[UPDATE] My [23F] best friend [23M] has been confusingly supportive.

So you're mad at him... Because YOU like him and you're angry because you can't tell if he likes you back? Girl you're being really unfair. Even in your post you said "I got extremely angry at him" and "I had to get away with him" just because he happened to report something that his mom said... It has no bearings on his feelings or indicate that he likes you. In addition, in your previous post you said "I have confused feelings for you but I'm not in love with you, this is just because of the place I'm in." And Charlie said that he was cool with that, that he knew not to presume, and that he really values your friendship and sees you as a friend... And you were happy about that in the last post. But now when he says you're his friend, cares about your wellbeing, and says "he's treating you the same as a close guy friend," you get angry at him and accuse him of confusing you. But from here it looks like he's been consistent in his behavior, and it's you who's been confusing. Vacillating wildly from "I don't like him" to "I do like him and want him to like me" and "I'm spending time with my ex again" to "I'm avoiding my ex and Charlie."

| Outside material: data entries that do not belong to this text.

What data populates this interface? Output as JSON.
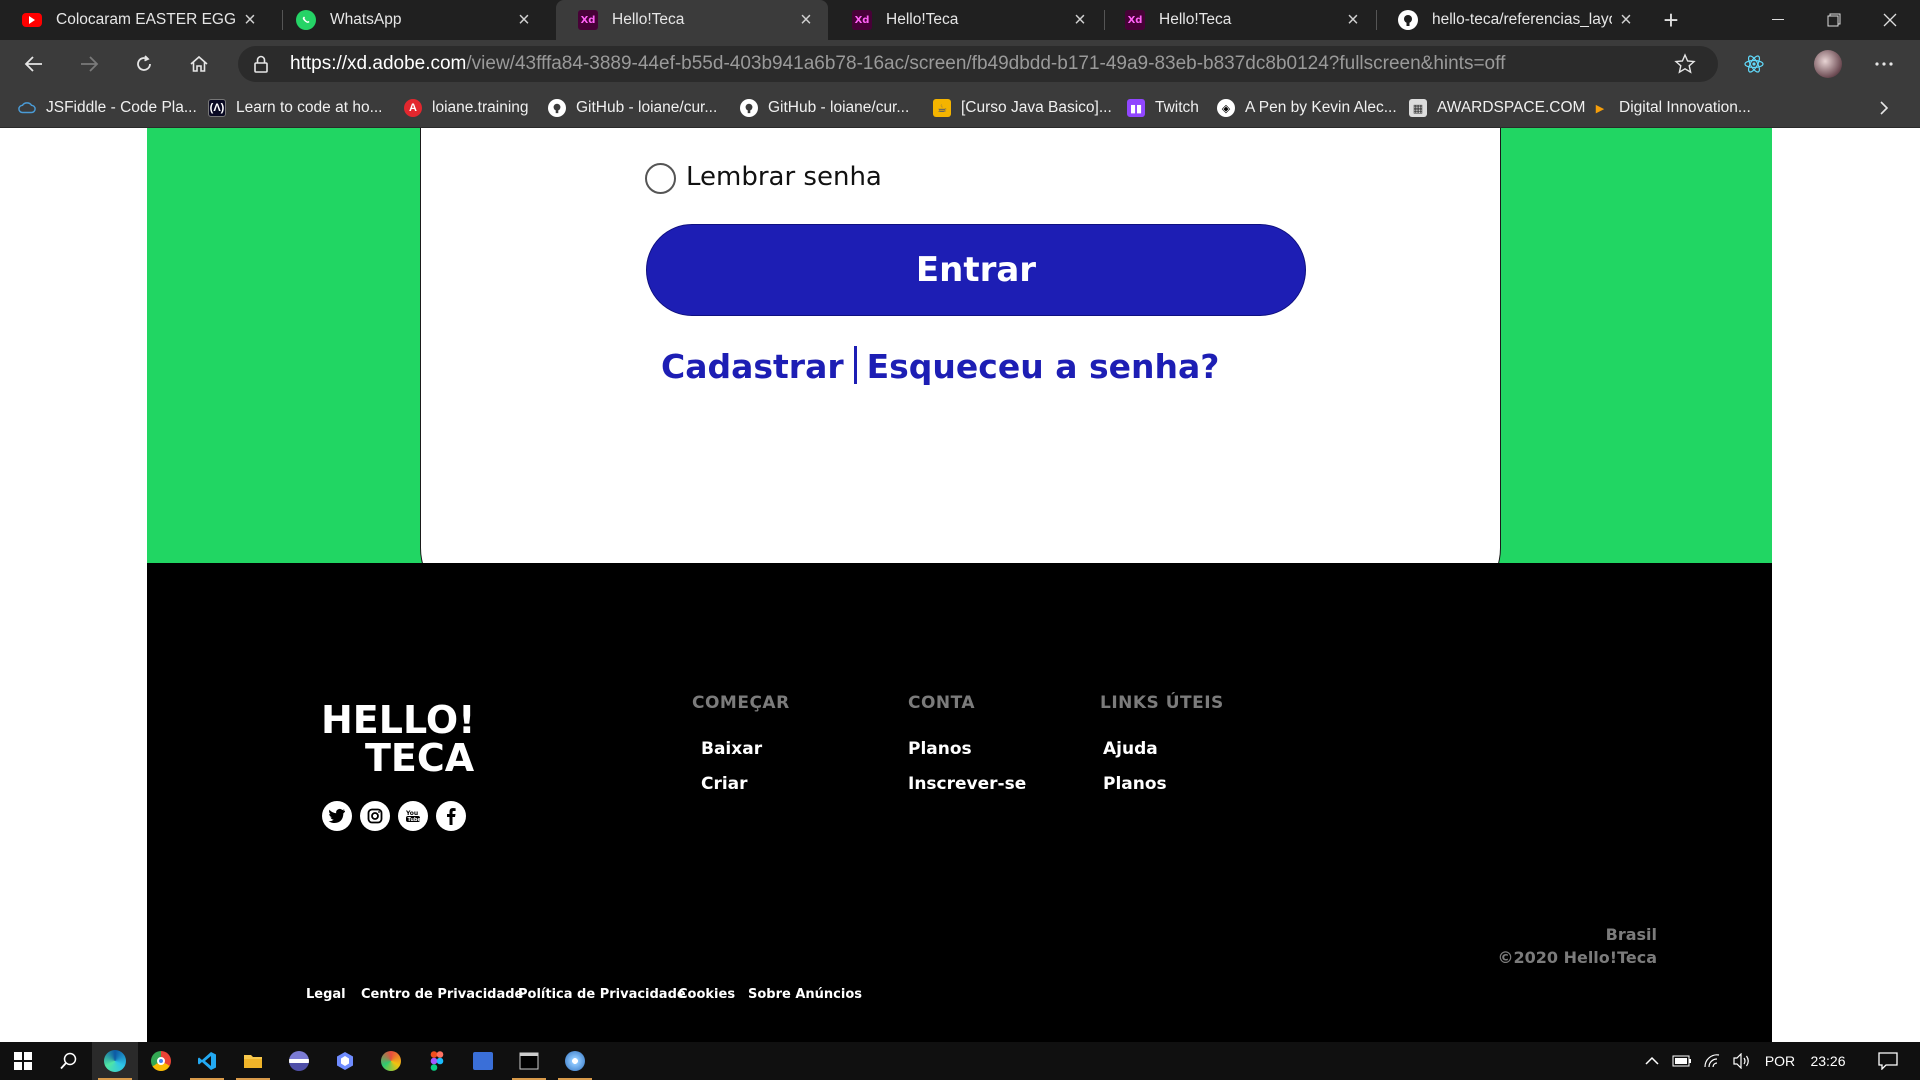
{
  "browser": {
    "tabs": [
      {
        "title": "Colocaram EASTER EGG na D",
        "icon": "youtube-icon",
        "active": false
      },
      {
        "title": "WhatsApp",
        "icon": "whatsapp-icon",
        "active": false
      },
      {
        "title": "Hello!Teca",
        "icon": "adobe-xd-icon",
        "active": true
      },
      {
        "title": "Hello!Teca",
        "icon": "adobe-xd-icon",
        "active": false
      },
      {
        "title": "Hello!Teca",
        "icon": "adobe-xd-icon",
        "active": false
      },
      {
        "title": "hello-teca/referencias_layout",
        "icon": "github-icon",
        "active": false
      }
    ],
    "url_scheme": "https://",
    "url_host": "xd.adobe.com",
    "url_path": "/view/43fffa84-3889-44ef-b55d-403b941a6b78-16ac/screen/fb49dbdd-b171-49a9-83eb-b837dc8b0124?fullscreen&hints=off",
    "xd_icon_text": "Xd",
    "bookmarks": [
      {
        "label": "JSFiddle - Code Pla...",
        "icon": "jsfiddle-icon"
      },
      {
        "label": "Learn to code at ho...",
        "icon": "freecodecamp-icon"
      },
      {
        "label": "loiane.training",
        "icon": "loiane-icon"
      },
      {
        "label": "GitHub - loiane/cur...",
        "icon": "github-icon"
      },
      {
        "label": "GitHub - loiane/cur...",
        "icon": "github-icon"
      },
      {
        "label": "[Curso Java Basico]...",
        "icon": "java-icon"
      },
      {
        "label": "Twitch",
        "icon": "twitch-icon"
      },
      {
        "label": "A Pen by Kevin Alec...",
        "icon": "codepen-icon"
      },
      {
        "label": "AWARDSPACE.COM",
        "icon": "awardspace-icon"
      },
      {
        "label": "Digital Innovation...",
        "icon": "dio-icon"
      }
    ]
  },
  "login": {
    "remember_label": "Lembrar senha",
    "enter_label": "Entrar",
    "register_label": "Cadastrar",
    "forgot_label": "Esqueceu a senha?"
  },
  "footer": {
    "logo_line1": "HELLO!",
    "logo_line2": "TECA",
    "columns": [
      {
        "heading": "COMEÇAR",
        "items": [
          "Baixar",
          "Criar"
        ]
      },
      {
        "heading": "CONTA",
        "items": [
          "Planos",
          "Inscrever-se"
        ]
      },
      {
        "heading": "LINKS ÚTEIS",
        "items": [
          "Ajuda",
          "Planos"
        ]
      }
    ],
    "legal_links": [
      "Legal",
      "Centro de Privacidade",
      "Política de Privacidade",
      "Cookies",
      "Sobre Anúncios"
    ],
    "country": "Brasil",
    "copyright": "©2020 Hello!Teca",
    "social": [
      "twitter-icon",
      "instagram-icon",
      "youtube-icon",
      "facebook-icon"
    ]
  },
  "taskbar": {
    "language": "POR",
    "time": "23:26"
  },
  "colors": {
    "green": "#21d663",
    "button_blue": "#1d1eb4",
    "footer_bg": "#000000"
  }
}
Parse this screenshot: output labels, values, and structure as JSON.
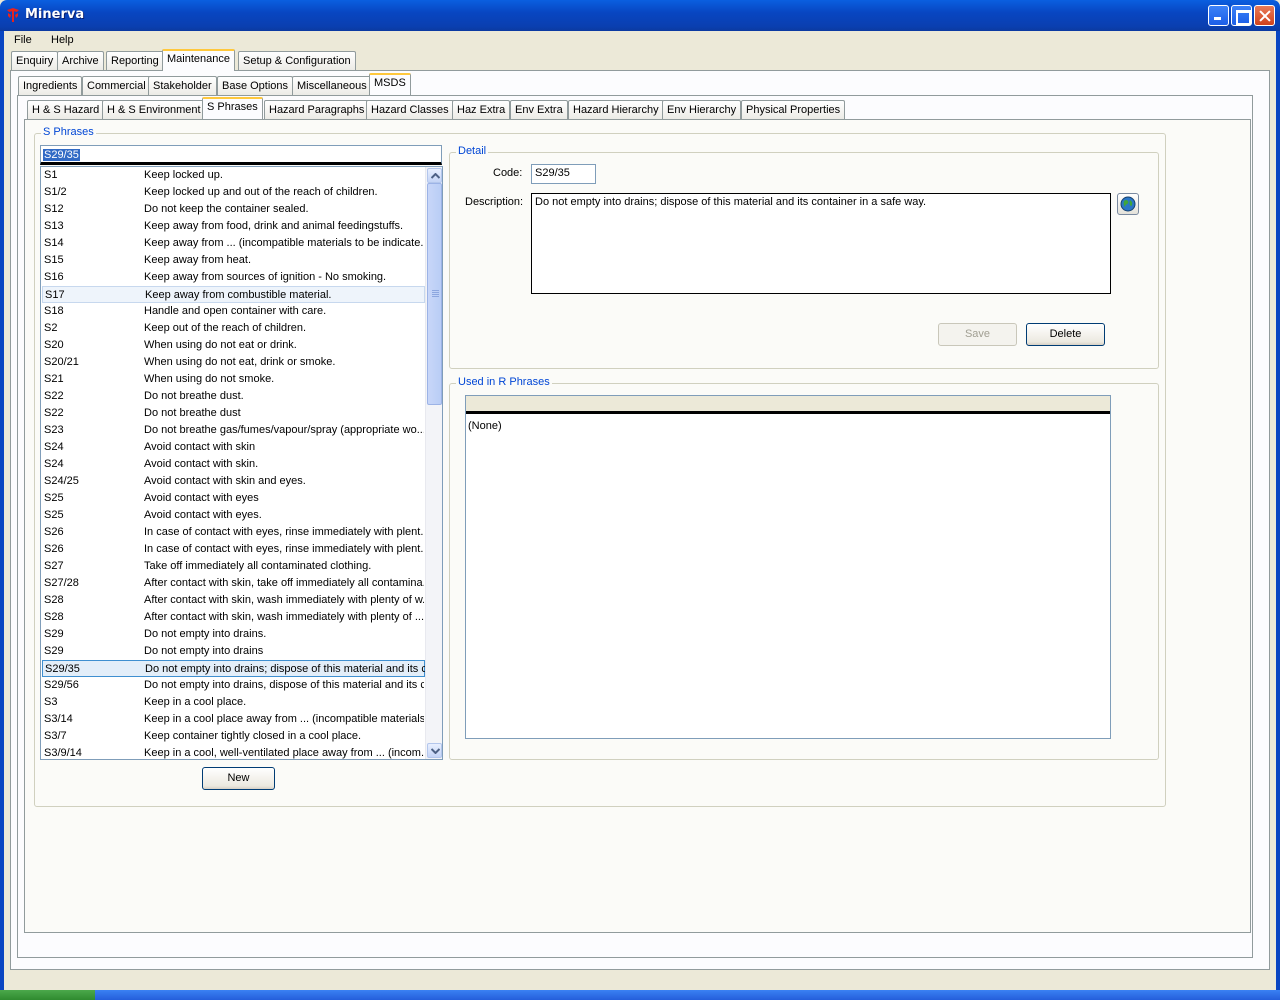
{
  "window": {
    "title": "Minerva"
  },
  "menu": [
    "File",
    "Help"
  ],
  "main_tabs": [
    "Enquiry",
    "Archive",
    "Reporting",
    "Maintenance",
    "Setup & Configuration"
  ],
  "maintenance_tabs": [
    "Ingredients",
    "Commercial",
    "Stakeholder",
    "Base Options",
    "Miscellaneous",
    "MSDS"
  ],
  "msds_tabs": [
    "H & S Hazard",
    "H & S Environment",
    "S Phrases",
    "Hazard Paragraphs",
    "Hazard Classes",
    "Haz Extra",
    "Env Extra",
    "Hazard Hierarchy",
    "Env Hierarchy",
    "Physical Properties"
  ],
  "s_phrases": {
    "group_label": "S Phrases",
    "search_value": "S29/35",
    "rows": [
      {
        "code": "S1",
        "desc": "Keep locked up."
      },
      {
        "code": "S1/2",
        "desc": "Keep locked up and out of the reach of children."
      },
      {
        "code": "S12",
        "desc": "Do not keep the container sealed."
      },
      {
        "code": "S13",
        "desc": "Keep away from food, drink and animal feedingstuffs."
      },
      {
        "code": "S14",
        "desc": "Keep away from ... (incompatible materials to be indicate..."
      },
      {
        "code": "S15",
        "desc": "Keep away from heat."
      },
      {
        "code": "S16",
        "desc": "Keep away from sources of ignition - No smoking."
      },
      {
        "code": "S17",
        "desc": "Keep away from combustible material."
      },
      {
        "code": "S18",
        "desc": "Handle and open container with care."
      },
      {
        "code": "S2",
        "desc": "Keep out of the reach of children."
      },
      {
        "code": "S20",
        "desc": "When using do not eat or drink."
      },
      {
        "code": "S20/21",
        "desc": "When using do not eat, drink or smoke."
      },
      {
        "code": "S21",
        "desc": "When using do not smoke."
      },
      {
        "code": "S22",
        "desc": "Do not breathe dust."
      },
      {
        "code": "S22",
        "desc": "Do not breathe dust"
      },
      {
        "code": "S23",
        "desc": "Do not breathe gas/fumes/vapour/spray (appropriate wo..."
      },
      {
        "code": "S24",
        "desc": "Avoid contact with skin"
      },
      {
        "code": "S24",
        "desc": "Avoid contact with skin."
      },
      {
        "code": "S24/25",
        "desc": "Avoid contact with skin and eyes."
      },
      {
        "code": "S25",
        "desc": "Avoid contact with eyes"
      },
      {
        "code": "S25",
        "desc": "Avoid contact with eyes."
      },
      {
        "code": "S26",
        "desc": "In case of contact with eyes, rinse immediately with plent..."
      },
      {
        "code": "S26",
        "desc": "In case of contact with eyes, rinse immediately with plent..."
      },
      {
        "code": "S27",
        "desc": "Take off immediately all contaminated clothing."
      },
      {
        "code": "S27/28",
        "desc": "After contact with skin, take off immediately all contamina..."
      },
      {
        "code": "S28",
        "desc": "After contact with skin, wash immediately with plenty of w..."
      },
      {
        "code": "S28",
        "desc": "After contact with skin, wash immediately with plenty of ...."
      },
      {
        "code": "S29",
        "desc": "Do not empty into drains."
      },
      {
        "code": "S29",
        "desc": "Do not empty into drains"
      },
      {
        "code": "S29/35",
        "desc": "Do not empty into drains; dispose of this material and its c..."
      },
      {
        "code": "S29/56",
        "desc": "Do not empty into drains, dispose of this material and its c..."
      },
      {
        "code": "S3",
        "desc": "Keep in a cool place."
      },
      {
        "code": "S3/14",
        "desc": "Keep in a cool place away from ... (incompatible materials..."
      },
      {
        "code": "S3/7",
        "desc": "Keep container tightly closed in a cool place."
      },
      {
        "code": "S3/9/14",
        "desc": "Keep in a cool, well-ventilated place away from ... (incom..."
      }
    ],
    "new_label": "New"
  },
  "detail": {
    "group_label": "Detail",
    "code_label": "Code:",
    "code_value": "S29/35",
    "description_label": "Description:",
    "description_value": "Do not empty into drains; dispose of this material and its container in a safe way.",
    "save_label": "Save",
    "delete_label": "Delete"
  },
  "used_in": {
    "group_label": "Used in R Phrases",
    "empty_text": "(None)"
  }
}
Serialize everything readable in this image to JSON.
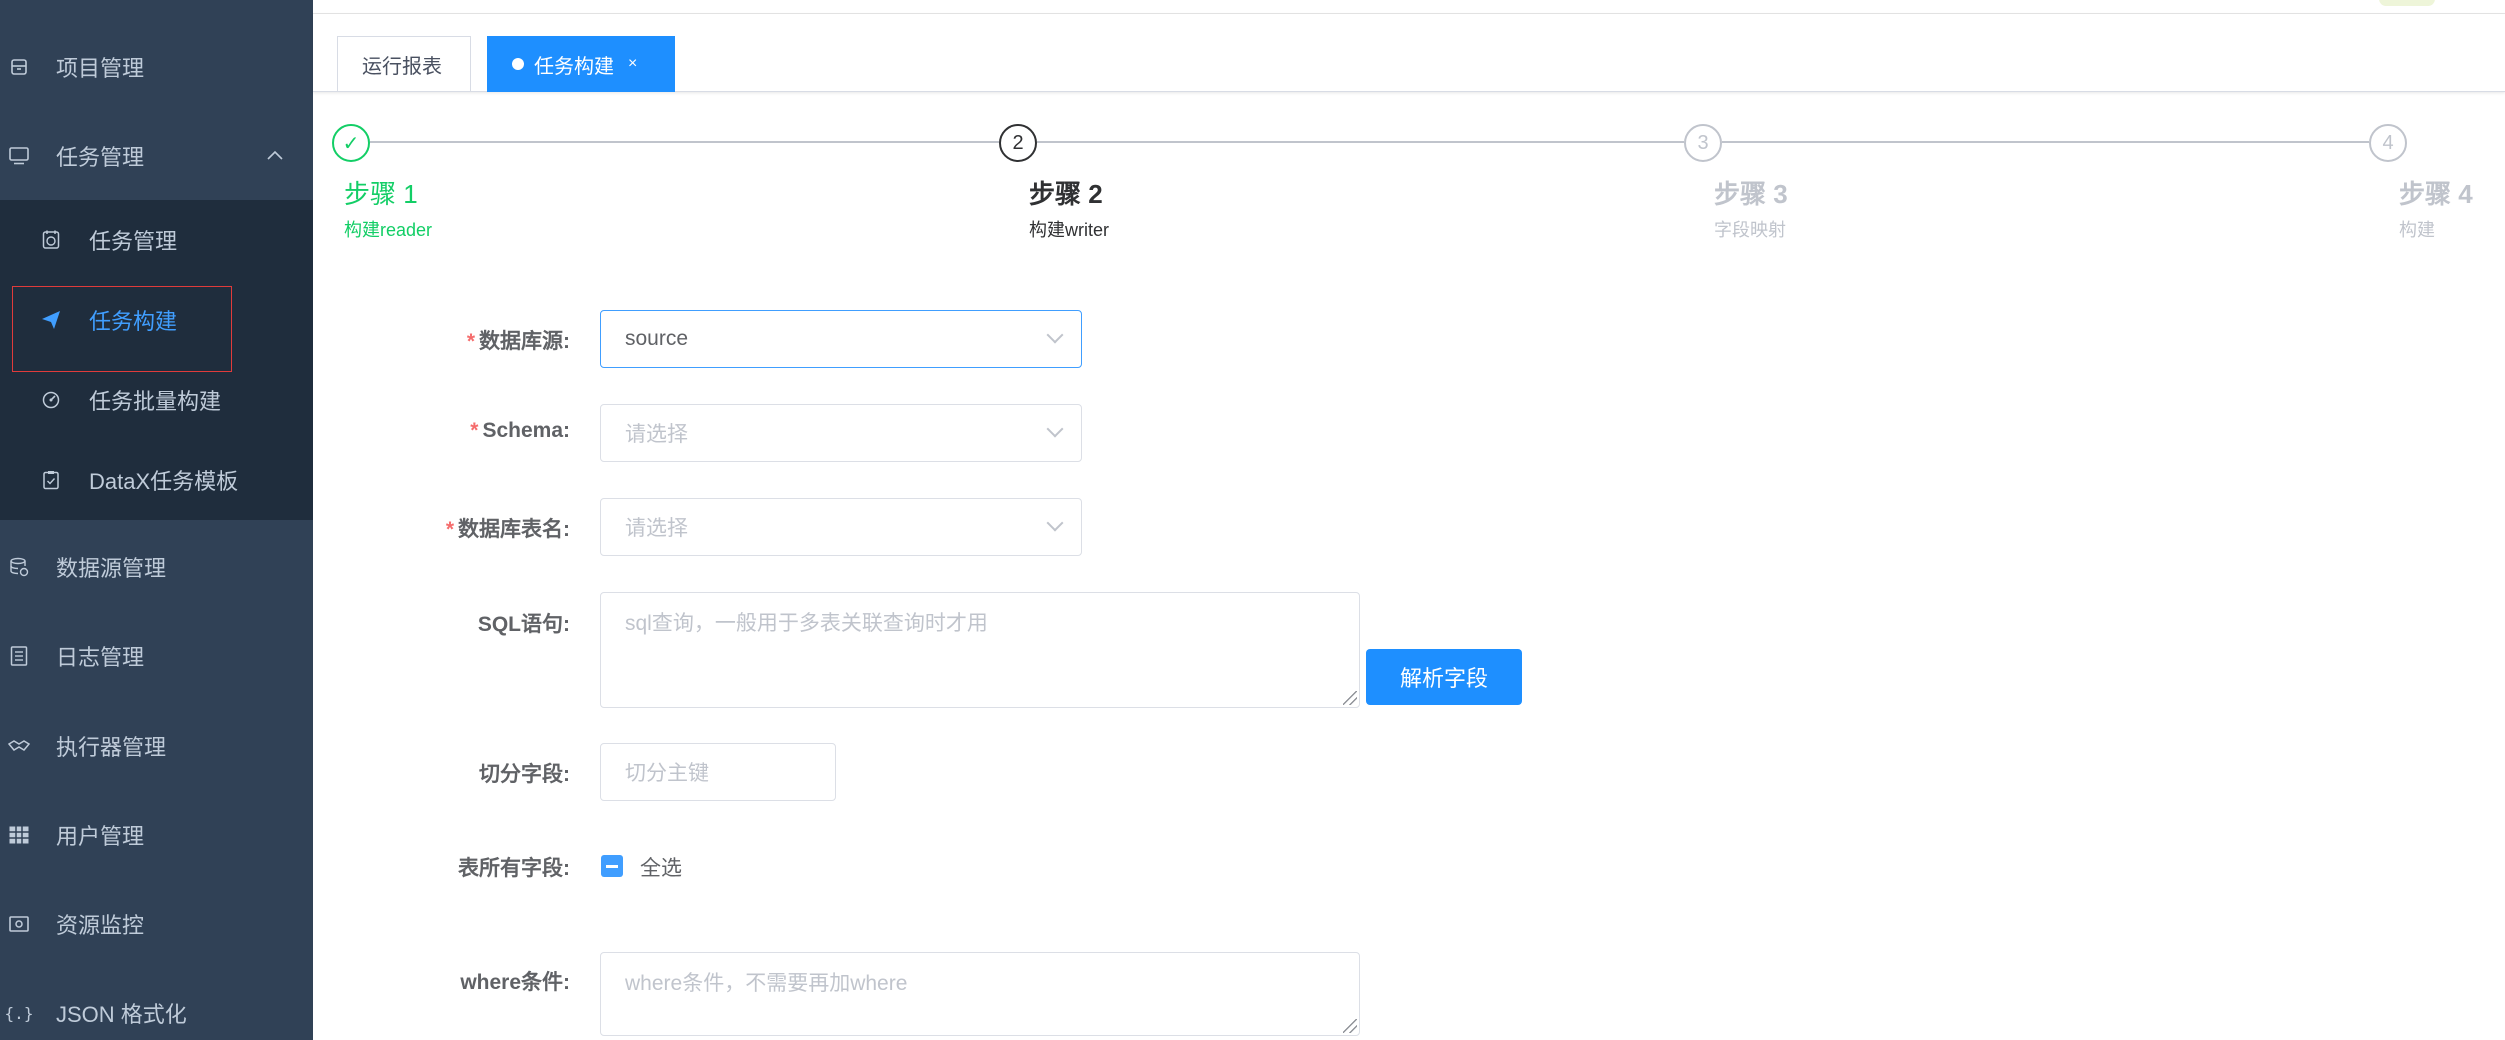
{
  "sidebar": {
    "items": [
      {
        "label": "项目管理",
        "icon": "project-icon"
      },
      {
        "label": "任务管理",
        "icon": "monitor-icon"
      },
      {
        "label": "数据源管理",
        "icon": "database-icon"
      },
      {
        "label": "日志管理",
        "icon": "document-icon"
      },
      {
        "label": "执行器管理",
        "icon": "handshake-icon"
      },
      {
        "label": "用户管理",
        "icon": "grid-icon"
      },
      {
        "label": "资源监控",
        "icon": "money-icon"
      },
      {
        "label": "JSON 格式化",
        "icon": "braces-icon"
      }
    ],
    "submenu": [
      {
        "label": "任务管理",
        "icon": "clock-icon"
      },
      {
        "label": "任务构建",
        "icon": "send-icon"
      },
      {
        "label": "任务批量构建",
        "icon": "dashboard-icon"
      },
      {
        "label": "DataX任务模板",
        "icon": "clipboard-icon"
      }
    ]
  },
  "tabs": [
    {
      "label": "运行报表"
    },
    {
      "label": "任务构建",
      "close": "×"
    }
  ],
  "steps": [
    {
      "number": "✓",
      "title": "步骤 1",
      "desc": "构建reader",
      "status": "done"
    },
    {
      "number": "2",
      "title": "步骤 2",
      "desc": "构建writer",
      "status": "active"
    },
    {
      "number": "3",
      "title": "步骤 3",
      "desc": "字段映射",
      "status": "wait"
    },
    {
      "number": "4",
      "title": "步骤 4",
      "desc": "构建",
      "status": "wait"
    }
  ],
  "form": {
    "datasource": {
      "label": "数据库源:",
      "required": "*",
      "value": "source"
    },
    "schema": {
      "label": "Schema:",
      "required": "*",
      "placeholder": "请选择"
    },
    "table": {
      "label": "数据库表名:",
      "required": "*",
      "placeholder": "请选择"
    },
    "sql": {
      "label": "SQL语句:",
      "placeholder": "sql查询，一般用于多表关联查询时才用"
    },
    "parse_button": "解析字段",
    "split": {
      "label": "切分字段:",
      "placeholder": "切分主键"
    },
    "all_fields": {
      "label": "表所有字段:",
      "checkbox_label": "全选"
    },
    "where": {
      "label": "where条件:",
      "placeholder": "where条件，不需要再加where"
    }
  },
  "colors": {
    "sidebar_bg": "#304156",
    "submenu_bg": "#1f2d3d",
    "primary": "#1e8fff",
    "success": "#13ce66",
    "required": "#f56c6c"
  }
}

It just doesn't sound like the signs you've given us imply that Charlie likes you and I don't think it's fair of you to accuse him of giving off those signals. I think you're just hoping for them. Telling you that you're beautiful and intelligent or casually remarking on his mom's comment is not necessarily romantic... especially when he says he told his mom that it wasn't the case and that you guys are just friends. To break it down: this is not a case of "Charlie acts like he likes me one moment and then acts like he doesn't like me and it's pissing me off." It's "Charlie acts the same way he's been acting, as a friend, but I keep misinterpreting things as romantic, getting my hopes up, and then taking it out on him." And you are lashing out at him. "Getting mad" and avoiding him all day is lashing out--you don't have to insult him in order to take out your frustrations on him.